Snow Drop

18 Feb

It is no secret that I love bikes.   My love does not translate into an ability to do anything practical with them.  A few years ago, I found a beautiful pair of pink, rhinestone levers.  I loved them and as soon as they arrived, I begged Mr. to put them on my bike immediately.   When he didn’t drop everything to do my bidding, I was left with only one choice – attempt to put the levers on myself.  It took me hours.  I had to take my bar ends, shifters, levers off the bar, then put on the new levers, and color-matched bar ends.  When I was finally finished I was ecstatic.  When Mr. came home, I showed him the results of my hard work.    Overall I did a great job, there were only a few minor problems.  The first was that I’d mixed up the order of brakes and shifters – I tried to convince Mr. that this was simply a matter of personal preference.  The second, was that I’d re-assembled everything with the front wheel 180 degrees in the wrong direction.

This was a turning point in our relationship.  It was the moment that Mr. realized he should just do what I ask immediately, so that I do not have time to screw it up more.

So what could possibly motivate me to throw caution to the wind and attempt a DIY upgrade on my bike?  Only one thing – a knocked box.   My last ride, on a particularly soft trail, I hit my kitten so often that I was afraid the SPCA might charge me with animal abuse.

I tried to draw a hilarious cartoon to illustrate the problem, but I failed art class for a reason.  I’ll try my best to describe the scenario.  Normally, when you have to stop your bike, you simply extend your leg and stand on one foot.  Easy peasy,  you’ve probably never even thought of it before, because when sitting on your bike your foot almost touches the ground, so there is no need to think about it..  Now, say you are on a snow bike, on a single track trail.  You decide to stop, and put your foot down.  But, ZOINK, your foot breaks through the snow and comes to a stop 4 inches below the surface.  Approximately 4 inches too far to stay on a bike seat.  What would have been a graceful move, is suddenly transformed into an awkward fall that results in knocking yourself against your seat OR even worse, losing your balance and knocking it against the top tube.

I decided that the perfect solution was a dropper post that would let me adjust the seat height when riding on super skinny singletrack.  Especially singletrack with soft shoulders.

The Mr. was coaching basketball this afternoon, so I decided to install my dropper post all by myself.  Step 1 was locating it, in and amongst a closet full of bikes.

 

Step 2 was to phone the bike shop and get Tristan to give me step by step instructions on what to do.

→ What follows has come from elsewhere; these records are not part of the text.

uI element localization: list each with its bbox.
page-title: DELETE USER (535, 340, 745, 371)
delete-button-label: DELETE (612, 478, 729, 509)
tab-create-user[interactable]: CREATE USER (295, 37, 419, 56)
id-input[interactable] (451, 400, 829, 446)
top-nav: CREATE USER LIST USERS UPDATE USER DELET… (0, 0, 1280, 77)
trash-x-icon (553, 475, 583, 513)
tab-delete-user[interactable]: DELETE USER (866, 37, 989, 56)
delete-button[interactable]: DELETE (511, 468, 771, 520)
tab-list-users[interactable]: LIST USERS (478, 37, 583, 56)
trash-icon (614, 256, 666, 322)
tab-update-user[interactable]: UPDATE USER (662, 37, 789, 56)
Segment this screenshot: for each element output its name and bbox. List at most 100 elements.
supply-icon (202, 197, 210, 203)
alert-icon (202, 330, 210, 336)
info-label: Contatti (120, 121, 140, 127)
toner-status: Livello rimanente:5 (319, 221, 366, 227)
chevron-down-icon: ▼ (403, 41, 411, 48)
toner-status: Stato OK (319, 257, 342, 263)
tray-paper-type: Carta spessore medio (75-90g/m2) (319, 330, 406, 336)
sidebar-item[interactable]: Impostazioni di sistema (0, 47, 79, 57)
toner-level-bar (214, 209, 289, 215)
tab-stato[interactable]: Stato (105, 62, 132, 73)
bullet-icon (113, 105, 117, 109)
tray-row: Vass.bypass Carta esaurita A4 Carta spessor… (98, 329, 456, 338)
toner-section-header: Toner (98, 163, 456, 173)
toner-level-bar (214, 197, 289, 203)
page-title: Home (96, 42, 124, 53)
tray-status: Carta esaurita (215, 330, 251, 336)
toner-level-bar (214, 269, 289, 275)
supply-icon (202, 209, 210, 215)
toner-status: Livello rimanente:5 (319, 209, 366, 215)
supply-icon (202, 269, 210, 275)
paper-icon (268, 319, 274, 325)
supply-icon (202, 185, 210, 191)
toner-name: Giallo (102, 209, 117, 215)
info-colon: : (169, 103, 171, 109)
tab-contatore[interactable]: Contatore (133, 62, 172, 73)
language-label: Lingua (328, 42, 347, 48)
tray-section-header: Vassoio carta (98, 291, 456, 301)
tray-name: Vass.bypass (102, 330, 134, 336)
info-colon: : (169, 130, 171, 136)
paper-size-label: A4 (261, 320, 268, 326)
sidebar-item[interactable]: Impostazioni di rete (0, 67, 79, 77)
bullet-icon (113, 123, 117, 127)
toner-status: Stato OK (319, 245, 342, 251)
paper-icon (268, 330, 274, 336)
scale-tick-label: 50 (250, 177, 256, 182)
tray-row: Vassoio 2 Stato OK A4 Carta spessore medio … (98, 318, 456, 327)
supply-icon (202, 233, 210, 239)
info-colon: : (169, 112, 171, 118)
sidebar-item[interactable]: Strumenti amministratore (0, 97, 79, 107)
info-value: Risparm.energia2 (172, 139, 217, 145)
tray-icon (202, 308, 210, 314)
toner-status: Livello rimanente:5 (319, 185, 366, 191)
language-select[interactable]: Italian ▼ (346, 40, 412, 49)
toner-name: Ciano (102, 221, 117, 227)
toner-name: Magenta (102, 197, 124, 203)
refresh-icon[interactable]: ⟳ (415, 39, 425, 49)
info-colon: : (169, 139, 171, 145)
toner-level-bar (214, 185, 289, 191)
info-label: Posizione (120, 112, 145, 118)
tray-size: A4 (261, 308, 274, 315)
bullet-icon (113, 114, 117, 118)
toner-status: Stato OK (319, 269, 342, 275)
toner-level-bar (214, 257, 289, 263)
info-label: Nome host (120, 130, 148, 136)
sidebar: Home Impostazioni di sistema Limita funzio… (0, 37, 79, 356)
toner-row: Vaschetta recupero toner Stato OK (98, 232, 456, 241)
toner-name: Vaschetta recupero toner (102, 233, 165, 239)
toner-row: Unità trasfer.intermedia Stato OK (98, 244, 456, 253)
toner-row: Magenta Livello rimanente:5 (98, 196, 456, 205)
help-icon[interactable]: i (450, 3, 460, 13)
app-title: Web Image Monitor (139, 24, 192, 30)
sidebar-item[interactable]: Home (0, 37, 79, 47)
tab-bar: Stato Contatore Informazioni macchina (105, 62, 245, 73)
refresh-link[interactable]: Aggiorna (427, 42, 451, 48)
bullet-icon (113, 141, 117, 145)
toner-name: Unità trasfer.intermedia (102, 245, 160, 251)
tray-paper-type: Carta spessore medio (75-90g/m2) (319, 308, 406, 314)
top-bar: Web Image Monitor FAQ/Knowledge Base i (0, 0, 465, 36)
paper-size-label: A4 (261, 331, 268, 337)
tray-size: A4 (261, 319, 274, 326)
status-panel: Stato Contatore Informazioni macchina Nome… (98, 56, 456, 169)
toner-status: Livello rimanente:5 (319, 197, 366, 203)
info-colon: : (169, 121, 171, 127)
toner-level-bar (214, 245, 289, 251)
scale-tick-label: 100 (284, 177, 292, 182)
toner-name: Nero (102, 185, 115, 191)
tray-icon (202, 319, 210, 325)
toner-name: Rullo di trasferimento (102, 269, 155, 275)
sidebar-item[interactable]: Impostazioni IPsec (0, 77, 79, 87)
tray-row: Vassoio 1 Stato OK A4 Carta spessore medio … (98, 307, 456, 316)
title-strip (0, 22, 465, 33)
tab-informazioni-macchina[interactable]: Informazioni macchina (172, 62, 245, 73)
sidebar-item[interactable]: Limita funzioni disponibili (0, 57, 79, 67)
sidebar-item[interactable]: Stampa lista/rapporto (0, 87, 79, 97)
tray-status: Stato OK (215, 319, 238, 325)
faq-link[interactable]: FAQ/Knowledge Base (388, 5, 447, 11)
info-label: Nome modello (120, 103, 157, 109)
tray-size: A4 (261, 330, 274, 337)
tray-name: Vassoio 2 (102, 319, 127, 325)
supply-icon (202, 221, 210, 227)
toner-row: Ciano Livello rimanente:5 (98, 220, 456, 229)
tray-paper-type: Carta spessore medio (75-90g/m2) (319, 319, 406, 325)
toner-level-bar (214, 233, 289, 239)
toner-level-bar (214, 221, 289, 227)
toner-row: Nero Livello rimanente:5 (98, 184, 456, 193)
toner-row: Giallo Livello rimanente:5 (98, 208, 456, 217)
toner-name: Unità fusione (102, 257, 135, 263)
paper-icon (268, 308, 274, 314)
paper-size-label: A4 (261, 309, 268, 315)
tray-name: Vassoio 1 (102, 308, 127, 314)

Step 3 was to try it out on an awesome ride.  I am thrilled to report that I was not ejected from my bike, nor did the seat spontaneously fall off.  In other words – enormous success!

 

I had this seat post on my all mountain bike, but never used it much.  I’m finding that on the snowbike there are far more opportunities to adjust seat height then on a regular mountain bike.  As the trail thins, or become soft or slippery, the lower seat can save your kitty.  But there’s also the regular dropper post advantages for climbing and descending.  Last, but not least,  I use the snow bike for commuting as well as singletrack riding.   I’ve often found myself aggravated when I start my morning commute and half way down the street I realize the seat’s too low, but I’m too cold to fix it.   On this ride,  I went from climbing to descending, hard packed to soft, double track to single track, and found myself taking advantage of my new toy.

The seat post I’m using is a Rase Black Mamba.  Not only was it conveniently sitting unused in my closet,  it also seemed like a good winter choice because it is fully mechanical.  That, and it sounds like something you’d buy at Adult Temptations, which never ceases to amuse me.   I was hopeful it wouldn’t be affected by the cold weather, but  this proved to be only partially true.  As I rode, the seat did become less responsive.  It still worked, but didn’t pop up at the same speed as when it was indoors.  But, even with this small hiccup, I really enjoyed it.  I’m confident that after a few additional modifications, including setting the correct seat height, this seat will become a permanent addition to my bike.